На ее лицо теперь легли усталость и меланхолическое терпение, не идущие к смело изогнутому носу, резко очерченному рту и выпуклому лбу. Щеки стали шире и мягче, в прекрасных распахнутых глазах не было уже того вызывающего блеска, который прежде так притягивал и так будоражил. Николетта уже не казалась упрямой и высокомерной девушкой, но женщиной, много любившей и много страдавшей. Она пожертвовала своей юностью. Одержимая чувством, в котором судорожная истерика сочеталась с подлинным огнем, драгоценным волнением сердца, она подарила свою юность человеку, ставшему теперь старой развалиной.
– Чего тебе, Теофиль? – спрашивала она.

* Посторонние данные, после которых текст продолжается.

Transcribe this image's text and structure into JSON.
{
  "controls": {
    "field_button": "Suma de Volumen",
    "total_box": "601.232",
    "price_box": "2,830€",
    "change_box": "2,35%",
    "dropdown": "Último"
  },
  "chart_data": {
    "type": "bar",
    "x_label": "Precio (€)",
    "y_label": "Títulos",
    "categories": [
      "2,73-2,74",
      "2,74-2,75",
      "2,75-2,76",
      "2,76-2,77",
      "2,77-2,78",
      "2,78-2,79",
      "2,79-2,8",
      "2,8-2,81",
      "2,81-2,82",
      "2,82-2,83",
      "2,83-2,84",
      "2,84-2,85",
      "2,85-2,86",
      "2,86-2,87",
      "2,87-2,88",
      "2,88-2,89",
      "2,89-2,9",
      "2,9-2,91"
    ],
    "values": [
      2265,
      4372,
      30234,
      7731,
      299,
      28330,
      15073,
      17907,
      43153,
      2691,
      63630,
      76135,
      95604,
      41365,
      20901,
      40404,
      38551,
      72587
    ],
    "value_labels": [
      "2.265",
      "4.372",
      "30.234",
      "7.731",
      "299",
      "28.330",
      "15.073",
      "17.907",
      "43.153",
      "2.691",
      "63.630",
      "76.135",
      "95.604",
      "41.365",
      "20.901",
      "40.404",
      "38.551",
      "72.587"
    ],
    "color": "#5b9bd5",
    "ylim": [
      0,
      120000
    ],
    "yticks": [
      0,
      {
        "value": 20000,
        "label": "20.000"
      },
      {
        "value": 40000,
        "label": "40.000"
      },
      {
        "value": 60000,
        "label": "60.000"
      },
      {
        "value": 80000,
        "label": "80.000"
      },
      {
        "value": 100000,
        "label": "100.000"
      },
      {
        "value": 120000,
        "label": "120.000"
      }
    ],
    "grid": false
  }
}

Образцовый выговор у нее сохранился, несмотря на все перемены, в ней происшедшие. – Чем тебе помочь, милый?
А он стонал, будто увидел страшный сон:
– Николетта, Николетта, деточка моя… Ах, как страшно… Слишком страшно… Я слышу крики тех, кого пытают в Германии. Я слышу их так отчетливо, ветер носит их по морю… Палачи заводят граммофон во время адских процедур, это подлый прием, они затыкают рты несчастных подушками, заглушают крики… А я их все равно слышу. Я все слышу… Бог покарал меня, он наградил меня самым чувствительным слухом среди смертных. Я – мировая совесть, я слышу все. Ах, Николетта, Николетта, деточка моя!
Он цеплялся за нее. Измученные глаза блуждали по южному ландшафту, и мирный пейзаж наполнялся чудовищными фигурами. Николетта касалась ладонью его горячего, мокрого лба.
– Я знаю, мой Теофиль, – говорила она ему с нежностью. – Ты все слышишь, ты все видишь. Тебе надо отчитаться перед миром в своих познаниях: это и для тебя и для мира будет полезно. Тебе надо писать, Теофиль, тебе надо писать!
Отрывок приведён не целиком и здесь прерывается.